Researchers from DePaul University and members of the Camp Douglas Restoration Foundation were out Monday where the Civil War prisoner camp Camp Douglas stood more than 150 years ago searching for artifacts for a museum about the prison.
“No one in Chicago even knows about it, even now,” said Phil Grinstead, a member of the foundation who was out helping on the dig.
But the Civil War-era camp still has some secrets lurking nearly two feet below the grass in parts of Douglas.
Since excavation started Wednesday, Michael Gregory, an anthropology professor from DePaul University, and his team have found buttons off of a Union Soldier’s jacket, clay pipes and ink bottles leftover from the camp. Along the way they’ve also found more recent artifacts of the neighborhood that was built on top of the camp, including a license plate that would have hung around a horse’s neck from 1908 and fragments of jewelry and buttons.
Gregory said most of the historical sites of the camp have been destroyed when basements were dug for homes or is now paved over or on private land, like where the cemetery for small pox victims from the camp once was and which is now the parking lot for the Lake Meadows Shopping Center.
“If you stripped it down, you should still be able to see the tomb shafts,” Gregory said. “If you didn’t find bodies, you would find human bones.”
Last year’s excavations turned up clay pipes carved by prisoners into the image of demons and devils and crews are hoping to find more this year.
Crews will be out at Pershing school until Wednesday looking for more Civil War-era bullets, bobbles from uniforms and leftovers from dinner, like the beef bones already found that show the marks where the butcher’s saw cut up the portions.
During the Civil War, 31,000 Confederate soldiers went through Camp Douglas, with nearly 6,000 dying of small pox and diseases from malnutrition at the 60-acre prison complex, which is where Lake Meadows Apartments, Martin Luther King Drive and Pershing school now stand.
“There’s nothing left to protect, there’s nothing that exists, just the idea that Camp Douglas existed,” said Bernard Turner of the foundation. “There was a neighborhood that came afterward, but no one wanted to hear about it, no one wanted to hear about it because a lot of people died.”

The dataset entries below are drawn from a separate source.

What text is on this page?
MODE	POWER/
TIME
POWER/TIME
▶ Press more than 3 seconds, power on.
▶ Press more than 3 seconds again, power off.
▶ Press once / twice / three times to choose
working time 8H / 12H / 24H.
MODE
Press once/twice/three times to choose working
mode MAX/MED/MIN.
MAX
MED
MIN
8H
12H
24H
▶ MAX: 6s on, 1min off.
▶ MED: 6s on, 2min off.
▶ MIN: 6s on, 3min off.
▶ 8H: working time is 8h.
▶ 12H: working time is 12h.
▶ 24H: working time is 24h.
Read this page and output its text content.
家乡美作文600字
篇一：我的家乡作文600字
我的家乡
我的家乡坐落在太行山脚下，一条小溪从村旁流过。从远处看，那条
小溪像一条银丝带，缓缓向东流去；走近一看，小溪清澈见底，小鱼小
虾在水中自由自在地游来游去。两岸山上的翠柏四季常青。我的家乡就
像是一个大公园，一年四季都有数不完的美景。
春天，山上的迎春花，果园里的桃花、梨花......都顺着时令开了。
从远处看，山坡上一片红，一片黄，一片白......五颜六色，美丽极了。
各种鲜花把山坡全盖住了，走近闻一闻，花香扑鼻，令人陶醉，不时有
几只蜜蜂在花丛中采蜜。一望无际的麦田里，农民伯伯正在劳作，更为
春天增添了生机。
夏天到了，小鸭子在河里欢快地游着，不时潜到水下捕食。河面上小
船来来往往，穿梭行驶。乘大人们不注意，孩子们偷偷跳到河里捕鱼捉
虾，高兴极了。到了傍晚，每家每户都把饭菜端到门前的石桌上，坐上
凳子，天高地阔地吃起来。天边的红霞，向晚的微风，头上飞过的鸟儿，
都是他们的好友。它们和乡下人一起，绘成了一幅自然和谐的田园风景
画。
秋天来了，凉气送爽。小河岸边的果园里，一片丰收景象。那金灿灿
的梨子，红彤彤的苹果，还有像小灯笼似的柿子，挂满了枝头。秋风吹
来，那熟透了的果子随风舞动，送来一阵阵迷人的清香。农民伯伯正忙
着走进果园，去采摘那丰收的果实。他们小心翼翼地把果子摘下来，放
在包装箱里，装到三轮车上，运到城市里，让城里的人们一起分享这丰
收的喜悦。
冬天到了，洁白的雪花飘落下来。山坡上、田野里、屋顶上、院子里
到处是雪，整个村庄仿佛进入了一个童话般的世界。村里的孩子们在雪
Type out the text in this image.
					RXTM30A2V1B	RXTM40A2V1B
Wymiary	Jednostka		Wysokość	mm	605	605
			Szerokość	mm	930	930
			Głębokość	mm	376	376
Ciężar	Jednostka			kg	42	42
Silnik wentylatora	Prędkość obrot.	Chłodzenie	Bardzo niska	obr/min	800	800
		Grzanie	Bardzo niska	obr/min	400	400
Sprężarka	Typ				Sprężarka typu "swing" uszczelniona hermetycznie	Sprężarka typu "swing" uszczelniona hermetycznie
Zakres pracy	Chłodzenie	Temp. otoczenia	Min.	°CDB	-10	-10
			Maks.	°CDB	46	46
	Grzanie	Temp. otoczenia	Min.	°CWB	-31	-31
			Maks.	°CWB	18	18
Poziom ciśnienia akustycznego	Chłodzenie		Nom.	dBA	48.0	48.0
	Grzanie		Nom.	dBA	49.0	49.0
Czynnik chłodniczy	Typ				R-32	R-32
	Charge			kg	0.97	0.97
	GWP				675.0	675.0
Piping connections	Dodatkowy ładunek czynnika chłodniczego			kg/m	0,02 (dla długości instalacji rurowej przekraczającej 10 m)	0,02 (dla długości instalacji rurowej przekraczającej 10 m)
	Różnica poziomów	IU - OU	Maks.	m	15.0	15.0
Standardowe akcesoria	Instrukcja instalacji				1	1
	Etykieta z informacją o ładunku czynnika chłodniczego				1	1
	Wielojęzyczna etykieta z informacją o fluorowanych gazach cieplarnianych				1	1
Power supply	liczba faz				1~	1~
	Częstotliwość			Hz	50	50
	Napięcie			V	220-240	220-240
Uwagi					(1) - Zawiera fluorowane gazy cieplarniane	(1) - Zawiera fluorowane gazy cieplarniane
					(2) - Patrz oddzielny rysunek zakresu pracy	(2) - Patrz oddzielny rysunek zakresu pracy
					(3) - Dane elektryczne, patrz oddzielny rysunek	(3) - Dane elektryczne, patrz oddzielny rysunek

The group is hoping to start a museum about the camp in the Douglas community to serve as a physical reminder of the camp and is applying for a spot on the National Register of Historic Places to commemorate the spot.
“That means we’ll be a historic site, people can come to it and it’s a place of historic significance,” Grinstead said. “It’s a designation that give us some cache to the site.”
The group is preparing its application for the national register now and hopes to have a museum open about the camp in the next 10 years.